Crucial to my development and understanding of e-learning is to have some one or two people I can discuss issues with face-to-face.

One an multiple MA graduate now with a Diploma in E-learning, the second a PhD Tutor in Environmental Law and the third someone who commissions e-learning projects (though he sticks with 'online learning' as the only term that is understood by lay-people).

A fourth person is a giant in education who in his 85th year just wonders if I can help put the papers he is still writing online to share with students.
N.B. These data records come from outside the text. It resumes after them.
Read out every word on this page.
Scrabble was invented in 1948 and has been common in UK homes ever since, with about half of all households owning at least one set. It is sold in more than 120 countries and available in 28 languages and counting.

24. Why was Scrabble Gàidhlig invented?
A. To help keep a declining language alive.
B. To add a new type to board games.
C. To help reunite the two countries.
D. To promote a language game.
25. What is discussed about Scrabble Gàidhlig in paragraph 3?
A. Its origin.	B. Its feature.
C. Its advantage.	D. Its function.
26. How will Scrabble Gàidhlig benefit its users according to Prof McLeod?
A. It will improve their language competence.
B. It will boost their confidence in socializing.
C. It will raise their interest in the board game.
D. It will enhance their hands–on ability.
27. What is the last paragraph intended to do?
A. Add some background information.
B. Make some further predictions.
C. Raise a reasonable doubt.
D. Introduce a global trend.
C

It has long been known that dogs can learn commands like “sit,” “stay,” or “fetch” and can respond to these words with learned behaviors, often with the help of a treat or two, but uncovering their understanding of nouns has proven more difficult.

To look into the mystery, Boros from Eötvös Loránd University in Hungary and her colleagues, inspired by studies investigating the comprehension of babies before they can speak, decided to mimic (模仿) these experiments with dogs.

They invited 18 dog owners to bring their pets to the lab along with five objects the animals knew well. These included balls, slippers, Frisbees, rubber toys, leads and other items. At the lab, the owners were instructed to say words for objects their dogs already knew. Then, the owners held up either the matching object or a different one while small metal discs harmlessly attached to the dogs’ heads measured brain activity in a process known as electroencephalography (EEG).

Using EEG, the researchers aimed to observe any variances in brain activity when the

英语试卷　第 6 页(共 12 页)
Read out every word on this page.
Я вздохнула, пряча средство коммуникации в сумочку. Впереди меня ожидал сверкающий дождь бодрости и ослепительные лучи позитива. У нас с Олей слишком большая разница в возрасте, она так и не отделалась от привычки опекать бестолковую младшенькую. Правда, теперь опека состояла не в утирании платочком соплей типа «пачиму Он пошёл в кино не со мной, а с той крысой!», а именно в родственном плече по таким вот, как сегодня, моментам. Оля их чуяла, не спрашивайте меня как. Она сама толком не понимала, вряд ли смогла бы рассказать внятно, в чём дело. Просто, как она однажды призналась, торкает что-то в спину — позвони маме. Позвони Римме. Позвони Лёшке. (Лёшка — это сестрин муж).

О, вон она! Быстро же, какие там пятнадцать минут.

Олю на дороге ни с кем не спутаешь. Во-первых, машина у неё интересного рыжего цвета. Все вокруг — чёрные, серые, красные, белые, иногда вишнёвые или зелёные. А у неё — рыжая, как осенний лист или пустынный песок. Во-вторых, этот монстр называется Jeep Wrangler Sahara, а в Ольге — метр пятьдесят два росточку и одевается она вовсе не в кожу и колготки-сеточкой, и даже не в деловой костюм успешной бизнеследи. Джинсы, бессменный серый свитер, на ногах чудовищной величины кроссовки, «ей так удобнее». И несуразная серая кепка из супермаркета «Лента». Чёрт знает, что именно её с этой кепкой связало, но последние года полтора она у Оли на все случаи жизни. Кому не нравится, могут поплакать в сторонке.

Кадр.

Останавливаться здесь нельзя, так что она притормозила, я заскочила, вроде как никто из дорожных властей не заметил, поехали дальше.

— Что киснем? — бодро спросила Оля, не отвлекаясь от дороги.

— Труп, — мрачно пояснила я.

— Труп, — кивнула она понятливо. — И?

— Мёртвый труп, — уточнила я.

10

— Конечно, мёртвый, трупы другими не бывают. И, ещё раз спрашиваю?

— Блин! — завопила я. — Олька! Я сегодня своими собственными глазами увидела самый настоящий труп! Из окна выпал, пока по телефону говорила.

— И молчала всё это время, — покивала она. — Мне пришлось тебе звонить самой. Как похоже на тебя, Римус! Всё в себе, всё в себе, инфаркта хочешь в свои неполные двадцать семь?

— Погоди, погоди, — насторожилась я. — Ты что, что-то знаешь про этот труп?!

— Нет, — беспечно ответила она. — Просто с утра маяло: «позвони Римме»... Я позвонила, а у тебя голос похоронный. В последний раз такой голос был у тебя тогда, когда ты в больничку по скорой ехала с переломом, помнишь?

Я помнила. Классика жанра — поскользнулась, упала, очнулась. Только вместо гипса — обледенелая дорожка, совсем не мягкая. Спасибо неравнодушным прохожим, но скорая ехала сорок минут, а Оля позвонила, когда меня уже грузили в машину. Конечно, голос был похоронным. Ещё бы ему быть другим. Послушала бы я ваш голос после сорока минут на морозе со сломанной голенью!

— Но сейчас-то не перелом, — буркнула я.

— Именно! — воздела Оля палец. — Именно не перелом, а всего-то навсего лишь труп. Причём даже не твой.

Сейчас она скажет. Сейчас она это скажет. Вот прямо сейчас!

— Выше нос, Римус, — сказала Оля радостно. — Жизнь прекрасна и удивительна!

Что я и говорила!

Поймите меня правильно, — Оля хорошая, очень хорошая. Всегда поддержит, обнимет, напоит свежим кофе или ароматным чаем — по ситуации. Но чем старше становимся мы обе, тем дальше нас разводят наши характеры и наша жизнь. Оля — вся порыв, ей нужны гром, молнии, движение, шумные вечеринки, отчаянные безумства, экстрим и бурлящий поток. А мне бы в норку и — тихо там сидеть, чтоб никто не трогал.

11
All he has in mind are a few dozen papers on a platform such as EduBlogs, which I can do.

My goal is to 'map' the many thousands of papers and books that are stacked three layers deep, to the ceiling, in his three-storey 15th century Cotswold home! i.e. The Contents of his Brain.

On verra

P.S. We've jsut had an hour long power-cut. The panic as two adults and three kids scramble around not knowing what to do is notable. I got my hands on the laptop so could press on under battery (but no internet connection as the router was down). My wife took a break from a mega pharmaceutical report she is writing to take her dog on an extended walk, while the boys (family and friends) gave up on dual Xbox and Internet activities to play poker!

Perhaps I could put a time on the electricity junction box to deny us electricity at random times through-out the day.

We might start talking to each other instead of e-mailing and messaging around the house.

Meanwhile, three computers are up and humming and my son is back on Skype planning some 15 rated Afghanistan-like raid with his cousin (300 miles away) and couple of Americans (one who calls himself David Hasselholf, but isn't as his voice hasn't broken) and someone's Mum who pretends to be her son as she likes the game more than he son does (I listen in).

All computers are in communal spaces in the house so that activities are surrepticiously or indirectly monitored.